Once the bear moved around Dave had a shot at the bear.  “I knew I had gotten him and heard him make a death moan three times.  I shot him about 7:40 but I had to stay in the stand until 8:15 when the guide came.  The guide had already found the bear.  We had to pull his teeth to give to send off to the State for research.”

Dave and the guide pulled the bear back to the bait area and loaded him on a four wheeler with a sled. They skinned the bear and put the hide in the freezer and checked the bear in with the state of Minnesota the next morning. 

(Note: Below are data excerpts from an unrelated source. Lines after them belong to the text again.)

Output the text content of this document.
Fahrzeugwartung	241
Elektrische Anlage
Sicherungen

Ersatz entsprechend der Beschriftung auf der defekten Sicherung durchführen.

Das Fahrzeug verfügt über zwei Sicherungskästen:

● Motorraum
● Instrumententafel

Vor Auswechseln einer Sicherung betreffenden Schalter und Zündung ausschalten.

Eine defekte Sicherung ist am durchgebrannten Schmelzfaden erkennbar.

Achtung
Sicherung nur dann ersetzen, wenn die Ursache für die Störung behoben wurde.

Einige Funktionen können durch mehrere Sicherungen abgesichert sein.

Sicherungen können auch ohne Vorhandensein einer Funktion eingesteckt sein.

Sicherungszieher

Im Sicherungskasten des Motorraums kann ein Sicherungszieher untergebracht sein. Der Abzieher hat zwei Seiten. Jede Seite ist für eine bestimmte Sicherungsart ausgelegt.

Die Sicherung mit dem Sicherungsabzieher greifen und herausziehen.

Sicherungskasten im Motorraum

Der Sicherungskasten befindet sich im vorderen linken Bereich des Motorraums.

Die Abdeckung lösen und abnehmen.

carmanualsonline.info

As they left the hunting area Dave got a cell phone out and waited until he was in a service area so he could call Pat and tell her his news , “I hadn’t used a cell phone before. I was a little excited.  We stopped to show her at the motel.”

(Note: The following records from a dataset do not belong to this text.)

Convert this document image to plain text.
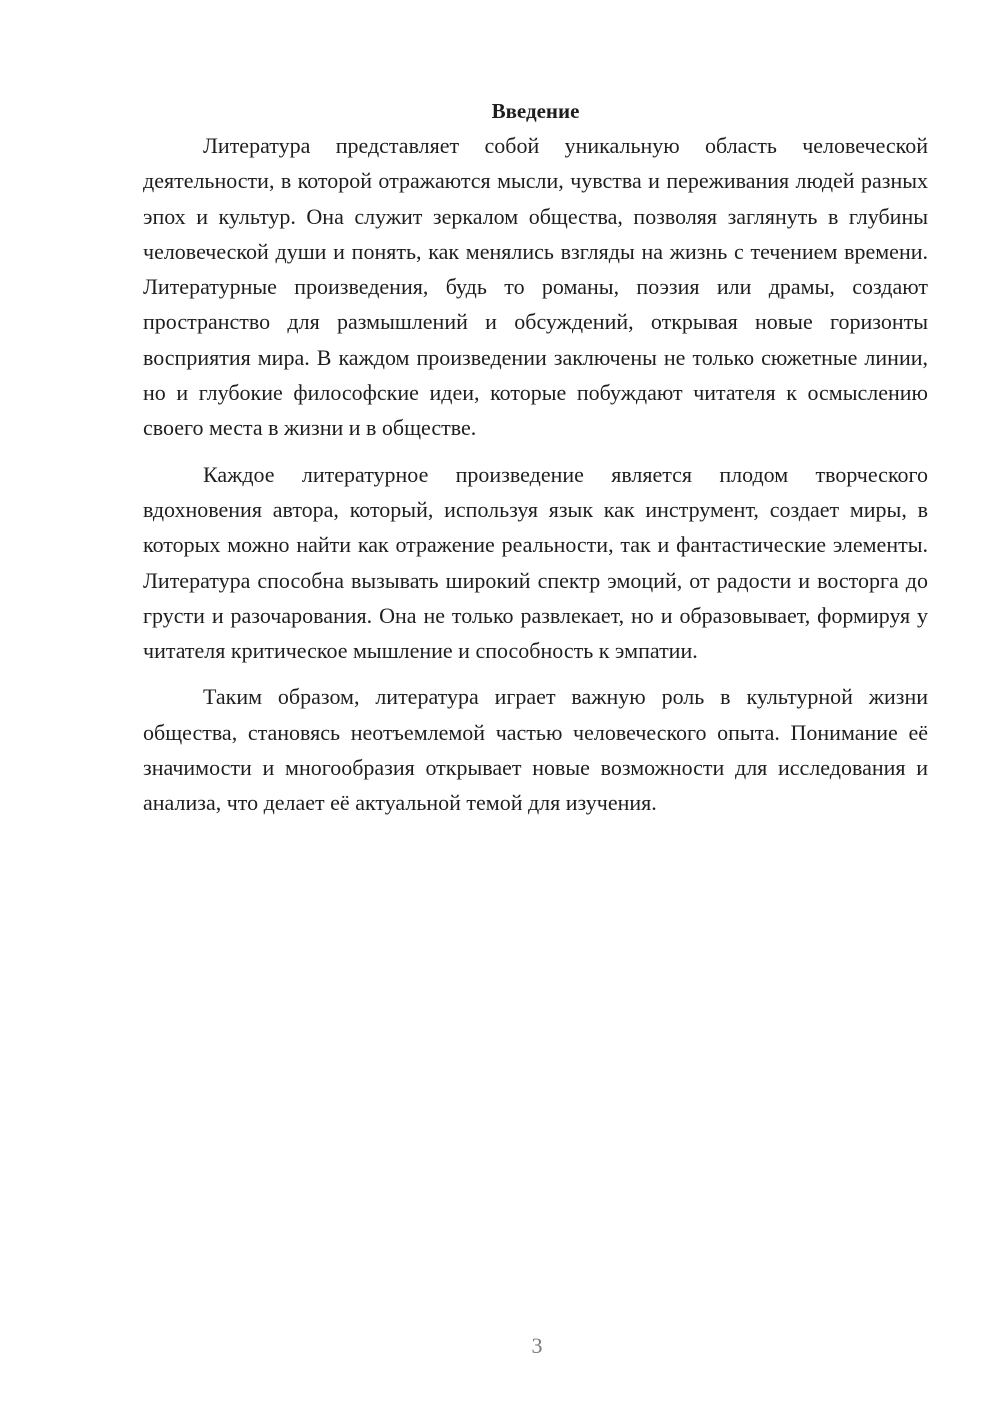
Введение

Литература представляет собой уникальную область человеческой деятельности, в которой отражаются мысли, чувства и переживания людей разных эпох и культур. Она служит зеркалом общества, позволяя заглянуть в глубины человеческой души и понять, как менялись взгляды на жизнь с течением времени. Литературные произведения, будь то романы, поэзия или драмы, создают пространство для размышлений и обсуждений, открывая новые горизонты восприятия мира. В каждом произведении заключены не только сюжетные линии, но и глубокие философские идеи, которые побуждают читателя к осмыслению своего места в жизни и в обществе.

Каждое литературное произведение является плодом творческого вдохновения автора, который, используя язык как инструмент, создает миры, в которых можно найти как отражение реальности, так и фантастические элементы. Литература способна вызывать широкий спектр эмоций, от радости и восторга до грусти и разочарования. Она не только развлекает, но и образовывает, формируя у читателя критическое мышление и способность к эмпатии.

Таким образом, литература играет важную роль в культурной жизни общества, становясь неотъемлемой частью человеческого опыта. Понимание её значимости и многообразия открывает новые возможности для исследования и анализа, что делает её актуальной темой для изучения.

3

He and Pat cut up the meat (as a child Pat’s parents owned the locker in Cordova and so she is no stranger to butchering).

Before leaving the area they also enjoyed some fishing on Lake Superior, where they pulled in some lake trout and a King Salmon they packed up to enjoy later with their kids.

They iced down the fish and the bear meat and headed to Duluth where they dropped off the hide at the taxidermist before leaving for Nebraska.  The hide was just finished recently and Dave also received the bear’s skull.  The bear appeared to be about four years old and they estimated that it weighed about 250 pounds.

They both agreed the bear meat was delicious.  Most of what they cut was more roasts as they had problems with their grinder, but they have enjoyed it anyway.

Dave regularly hunts and traps during the season’s and his home is filled with beautiful birds, geese, and other examples of his lifelong passion.  Now, the bear is without a doubt the first thing anyone will notice when they enter the Erdkamp’s home.

It was at the top of his bucket list for a reason, it was a trip of a life for him and according to Dave, “If it wasn’t so expensive I’d go again in a heartbeat.”